Sally Shaywitz provides her own compilation (itself derived from the research of someone who tallies such things) in her indispensable book titled Overcoming Dyslexia: A new science-based program for reading problems at any level (Knopf, 2002).
But look closely… some of those words are different from the others! Some of those words just don’t play fair.
They can’t be learned using our regular spelling techniques.
So the COLE curriculum sensibly separates out “Puzzle Words” – words that are irregularly spelled and therefore puzzling. These words can’t be sounded out and spelled predictably.
For example, if the word “said” played fair, it would be spelled s e d; the word “they” would be spelled th ay.; and the word “does” would be d u z!
They must therefore be learned through rote — multisensory! — repetition; what one teacher called “brute memory”. (You will notice that a few of them will become predictable later, after the child has learned more spelling choices.)
Practice these words over and over and over again (the student will soon take responsibility). Have the student look, say the word, and then simultaneously spell the letters out loud while skywriting or deskwriting, or writing in sand/sugar/rice, or even on the child’s own forearm. (The goal is always automaticity.)
Here are COLE’s six groups of “Puzzle Words” beginning readers need to read and spell instantly. Take them in order. Don’t move on until a group has been mastered; and cycle back from time to time to make certain no words have been forgotten!
(As you work with your student, you will discover additional words to add.

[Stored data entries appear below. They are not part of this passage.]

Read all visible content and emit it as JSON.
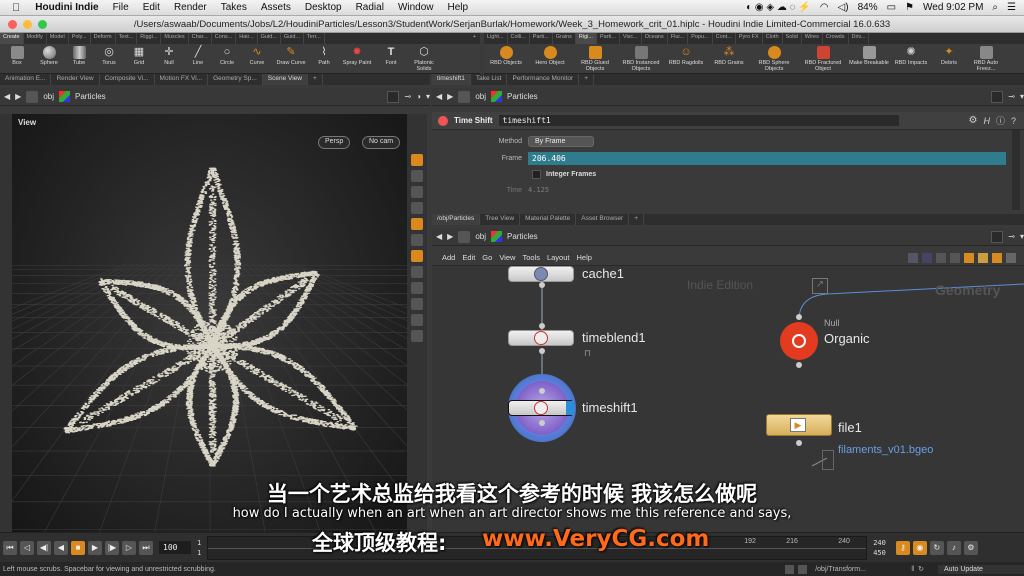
{
  "menubar": {
    "app": "Houdini Indie",
    "items": [
      "File",
      "Edit",
      "Render",
      "Takes",
      "Assets",
      "Desktop",
      "Radial",
      "Window",
      "Help"
    ],
    "battery": "84%",
    "clock": "Wed 9:02 PM"
  },
  "window_title": "/Users/aswaab/Documents/Jobs/L2/HoudiniParticles/Lesson3/StudentWork/SerjanBurlak/Homework/Week_3_Homework_crit_01.hiplc - Houdini Indie Limited-Commercial 16.0.633",
  "shelf_left": {
    "tabs": [
      "Create",
      "Modify",
      "Model",
      "Poly...",
      "Deform",
      "Text...",
      "Riggi...",
      "Muscles",
      "Char...",
      "Cons...",
      "Hair...",
      "Guid...",
      "Guid...",
      "Terr..."
    ],
    "tools": [
      "Box",
      "Sphere",
      "Tube",
      "Torus",
      "Grid",
      "Null",
      "Line",
      "Circle",
      "Curve",
      "Draw Curve",
      "Path",
      "Spray Paint",
      "Font",
      "Platonic Solids"
    ]
  },
  "shelf_right": {
    "tabs": [
      "Light...",
      "Colli...",
      "Parti...",
      "Grains",
      "Rigi...",
      "Parti...",
      "Visc...",
      "Oceans",
      "Flui...",
      "Popu...",
      "Cont...",
      "Pyro FX",
      "Cloth",
      "Solid",
      "Wires",
      "Crowds",
      "Driv..."
    ],
    "tools": [
      "RBD Objects",
      "Hero Object",
      "RBD Glued Objects",
      "RBD Instanced Objects",
      "RBD Ragdolls",
      "RBD Grains",
      "RBD Sphere Objects",
      "RBD Fractured Object",
      "Make Breakable",
      "RBD Impacts",
      "Debris",
      "RBD Auto Freez..."
    ]
  },
  "left_pane": {
    "tabs": [
      "Animation E...",
      "Render View",
      "Composite Vi...",
      "Motion FX Vi...",
      "Geometry Sp...",
      "Scene View"
    ],
    "path_root": "obj",
    "path_node": "Particles",
    "view_label": "View",
    "persp": "Persp",
    "cam": "No cam"
  },
  "param_pane": {
    "tabs": [
      "timeshift1",
      "Take List",
      "Performance Monitor"
    ],
    "path_root": "obj",
    "path_node": "Particles",
    "node_type": "Time Shift",
    "node_name": "timeshift1",
    "method_label": "Method",
    "method_value": "By Frame",
    "frame_label": "Frame",
    "frame_value": "206.406",
    "integer_frames": "Integer Frames",
    "time_label": "Time",
    "time_value": "4.125"
  },
  "network_pane": {
    "tabs": [
      "/obj/Particles",
      "Tree View",
      "Material Palette",
      "Asset Browser"
    ],
    "path_root": "obj",
    "path_node": "Particles",
    "menu": [
      "Add",
      "Edit",
      "Go",
      "View",
      "Tools",
      "Layout",
      "Help"
    ],
    "watermark_edition": "Indie Edition",
    "watermark_context": "Geometry",
    "nodes": {
      "cache": "cache1",
      "timeblend": "timeblend1",
      "timeshift": "timeshift1",
      "null_type": "Null",
      "null_name": "Organic",
      "file_name": "file1",
      "file_path": "filaments_v01.bgeo"
    }
  },
  "subtitles": {
    "chinese": "当一个艺术总监给我看这个参考的时候 我该怎么做呢",
    "english": "how do I actually when an art when an art director shows me this reference and says,",
    "promo_prefix": "全球顶级教程:",
    "promo_url": "www.VeryCG.com"
  },
  "timeline": {
    "current_frame": "100",
    "start": "1",
    "start2": "1",
    "ticks": [
      "192",
      "216",
      "240"
    ],
    "end": "240",
    "end2": "450",
    "auto_update": "Auto Update"
  },
  "status": {
    "message": "Left mouse scrubs. Spacebar for viewing and unrestricted scrubbing.",
    "path": "/obj/Transform..."
  },
  "colors": {
    "accent_orange": "#d98a1f",
    "null_red": "#e23b1f",
    "selected_blue": "#5a7fd8",
    "frame_field": "#2f7d8c"
  }
}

The criterion for “Puzzle Word” is that it’s a word he or she needs to know, and it doesn’t sound like or spell the way it OUGHT to!)
PUZZLE WORDS
Group A: the, of, a to, is, you, was, are
Group B: one, do, has, two, said, come, some
Group C: as, they, were, because, your, have, been
Group D: what, who, why, where, there, how
Group E: from, does, done, more, any, many, could, should, would
Group F: around, through, other, people, friend, put, only, know, again
The current group could be kept on hole-punched 3×5 cards on a key-ring, to go with the student wherever he goes for a while.